Find the appropriate scale on your drafter's ruler. Available scales on a good quality drafter's ruler are 1/8, 3/32, 3/16, 1/4, 3/8, 1/2, 3/4, 1, 1 1/2 and 3 inches to the foot.
Notice that each scale begins with 0 near the end. To one side is a series of marks (gradations) representing one inch, divided into sixteenths. On the other are gradations representing the number of inches or feet represented by 1 inch on the scale. For instance, for a 1/4 scale, a quarter of an inch represents 1 foot so the number 4 on the scale, which is 1 inch away from 0, represents 4 feet.
Position your ruler so the beginning of the line is even with the gradation indicating 0. The end of the line you're measuring will extend past one of the gradations on the scale. For instance, the line may extend past the gradation for 8 feet without reaching the gradation for 12 feet.
Reposition your ruler so the last gradation the line extends past it at the end of the line. Notice that the 0 is no longer at the beginning of the line. Instead the beginning falls somewhere on the 1 inch scale.

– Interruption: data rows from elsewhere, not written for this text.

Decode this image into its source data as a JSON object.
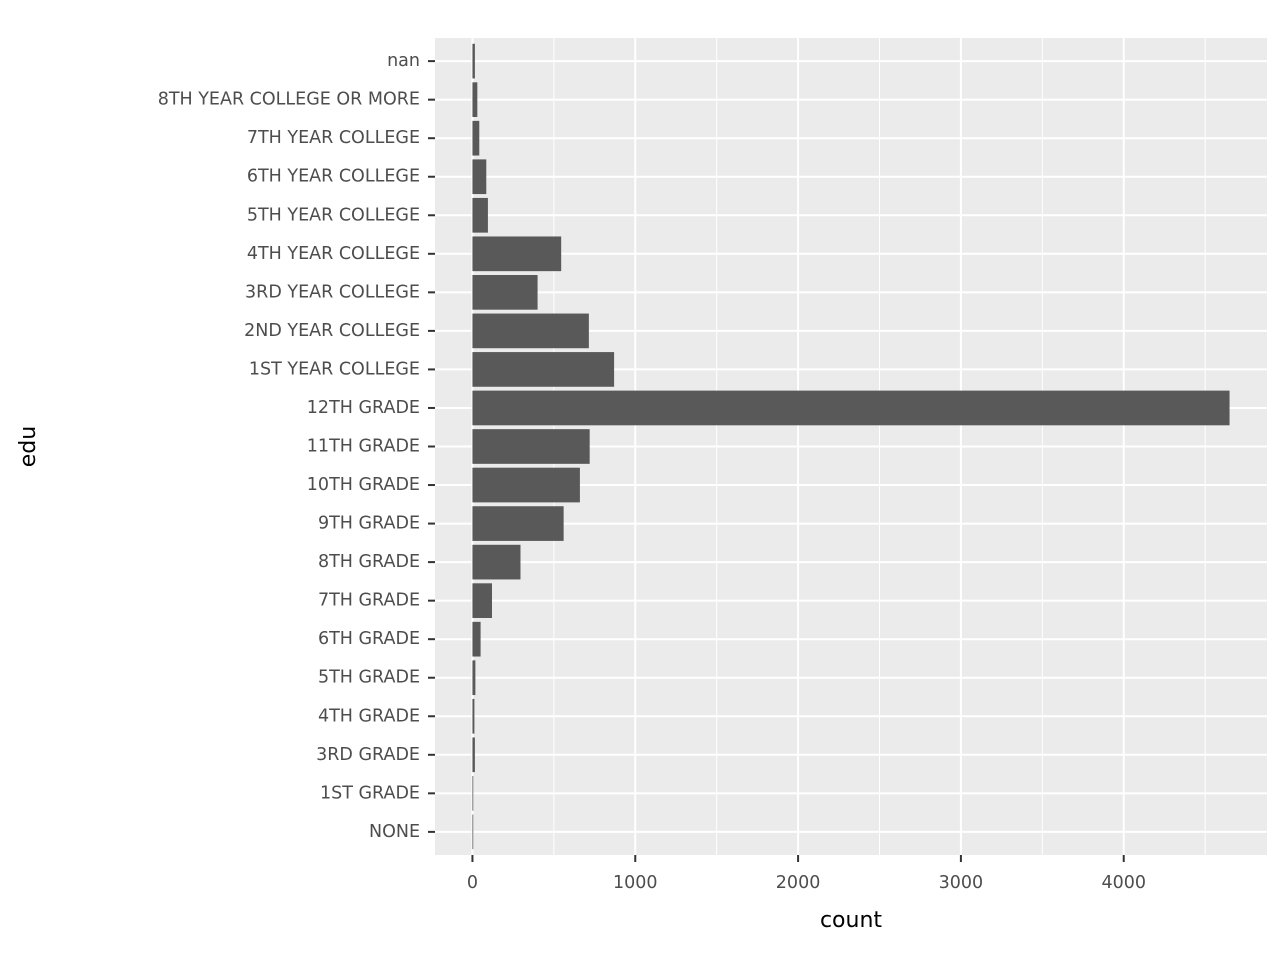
{
  "chart_data": {
    "type": "bar",
    "orientation": "horizontal",
    "title": "",
    "xlabel": "count",
    "ylabel": "edu",
    "xlim": [
      -230,
      4880
    ],
    "x_ticks": [
      0,
      1000,
      2000,
      3000,
      4000
    ],
    "x_tick_labels": [
      "0",
      "1000",
      "2000",
      "3000",
      "4000"
    ],
    "grid": true,
    "legend": "none",
    "categories": [
      "NONE",
      "1ST GRADE",
      "3RD GRADE",
      "4TH GRADE",
      "5TH GRADE",
      "6TH GRADE",
      "7TH GRADE",
      "8TH GRADE",
      "9TH GRADE",
      "10TH GRADE",
      "11TH GRADE",
      "12TH GRADE",
      "1ST YEAR COLLEGE",
      "2ND YEAR COLLEGE",
      "3RD YEAR COLLEGE",
      "4TH YEAR COLLEGE",
      "5TH YEAR COLLEGE",
      "6TH YEAR COLLEGE",
      "7TH YEAR COLLEGE",
      "8TH YEAR COLLEGE OR MORE",
      "nan"
    ],
    "values": [
      3,
      5,
      15,
      12,
      18,
      50,
      120,
      295,
      560,
      660,
      720,
      4650,
      870,
      715,
      400,
      545,
      95,
      85,
      42,
      30,
      15
    ],
    "colors": {
      "bar": "#595959",
      "panel_background": "#ebebeb",
      "grid_major": "#ffffff",
      "tick_text": "#4d4d4d",
      "axis_title": "#000000"
    }
  }
}
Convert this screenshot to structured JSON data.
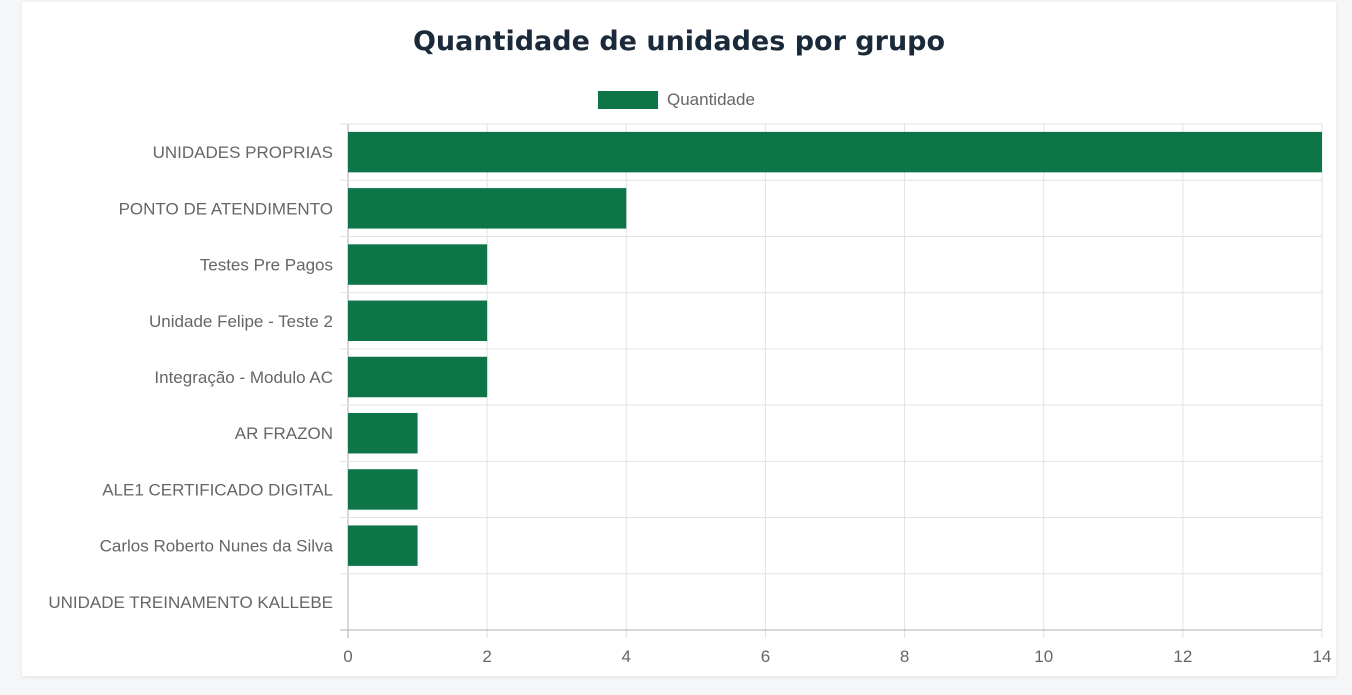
{
  "chart_data": {
    "type": "bar",
    "orientation": "horizontal",
    "title": "Quantidade de unidades por grupo",
    "categories": [
      "UNIDADES PROPRIAS",
      "PONTO DE ATENDIMENTO",
      "Testes Pre Pagos",
      "Unidade Felipe - Teste 2",
      "Integração - Modulo AC",
      "AR FRAZON",
      "ALE1 CERTIFICADO DIGITAL",
      "Carlos Roberto Nunes da Silva",
      "UNIDADE TREINAMENTO KALLEBE"
    ],
    "series": [
      {
        "name": "Quantidade",
        "values": [
          14,
          4,
          2,
          2,
          2,
          1,
          1,
          1,
          0
        ],
        "color": "#0e7549"
      }
    ],
    "xlim": [
      0,
      14
    ],
    "xticks": [
      0,
      2,
      4,
      6,
      8,
      10,
      12,
      14
    ],
    "grid": true,
    "legend_position": "top"
  }
}
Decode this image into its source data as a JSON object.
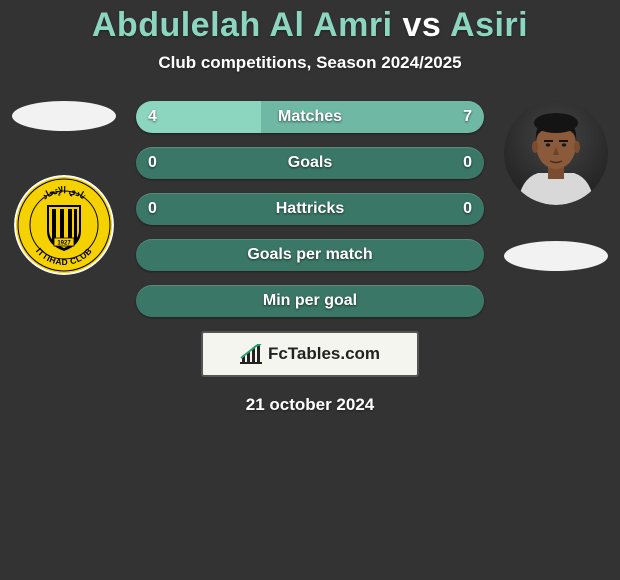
{
  "title": {
    "player1": "Abdulelah Al Amri",
    "vs": "vs",
    "player2": "Asiri",
    "player1_color": "#8cd6c0",
    "player2_color": "#8cd6c0",
    "vs_color": "#ffffff"
  },
  "subtitle": "Club competitions, Season 2024/2025",
  "background_color": "#333333",
  "left": {
    "player_oval_color": "#f2f2f2",
    "club": {
      "name": "Ittihad Club",
      "primary": "#f6d100",
      "secondary": "#000000",
      "border": "#ffffff",
      "text_top": "نادي الإتحاد",
      "text_bottom": "ITTIHAD CLUB",
      "founded": "1927"
    }
  },
  "right": {
    "player_oval_color": "#f2f2f2",
    "photo": {
      "bg": "#1a1a1a",
      "skin": "#8a5a3a",
      "hair": "#1a1a1a",
      "shirt": "#d8d8d8"
    }
  },
  "stats": {
    "track_color": "#3b7766",
    "fill_left_color": "#8cd6c0",
    "fill_right_color": "#6fb8a3",
    "text_color": "#ffffff",
    "rows": [
      {
        "label": "Matches",
        "left": "4",
        "right": "7",
        "left_pct": 36,
        "right_pct": 64
      },
      {
        "label": "Goals",
        "left": "0",
        "right": "0",
        "left_pct": 0,
        "right_pct": 0
      },
      {
        "label": "Hattricks",
        "left": "0",
        "right": "0",
        "left_pct": 0,
        "right_pct": 0
      },
      {
        "label": "Goals per match",
        "left": "",
        "right": "",
        "left_pct": 0,
        "right_pct": 0
      },
      {
        "label": "Min per goal",
        "left": "",
        "right": "",
        "left_pct": 0,
        "right_pct": 0
      }
    ]
  },
  "footer": {
    "site": "FcTables.com",
    "badge_bg": "#f5f5f0",
    "badge_border": "#555555",
    "badge_text_color": "#222222",
    "date": "21 october 2024"
  }
}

Count the number of sixteenths of an inch to the beginning of the line. For instance, if you are using the 1/4 scale, each sixteenth of an inch represents 3 inches, so if the beginning of the line is 3/16 of an inch beyond 0, the line you're measuring is 9 inches longer than the number of feet represented by the gradation at the end of the line.
Drawing a Line
Decide on the scale you want to use. See Step 2 in the above section for available scales.
Position your ruler so the gradation representing 0 is at the location where you want to begin your line. Use your pencil to make a small mark on the paper at this gradation.
Note the other numbers on the scale and determine where the end of the line, after it is drawn, will fall. For instance, if you are using a 1/4 inch scale and will be drawing a line representing 9 feet, the line will fall between the gradations representing 8 and 12 feet.
Reposition your ruler so the mark you made falls somewhere on the 1 inch scale. For instance, if you are using the 1/4 scale and the line you are drawing is to represent 9 feet, position your ruler so the mark falls at the 1/4 inch gradation.
Find the gradation that, combined with the 1 inch scale, represents the end of your line. Make a second small mark on the paper at this gradation.
Set your drafter's ruler aside and use a straight edge to draw a line between the two marks you made.
Always place your drafter's ruler on the paper so the scale you're using is on the side facing away from you. This will help prevent the shadow of your body or the scale from falling across the scale, which may make accurate measurement more difficult.
Never use a drafter's ruler as a guide for drawing lines. This will cause wear on the edges, leading to inaccuracies when using the ruler for measurements.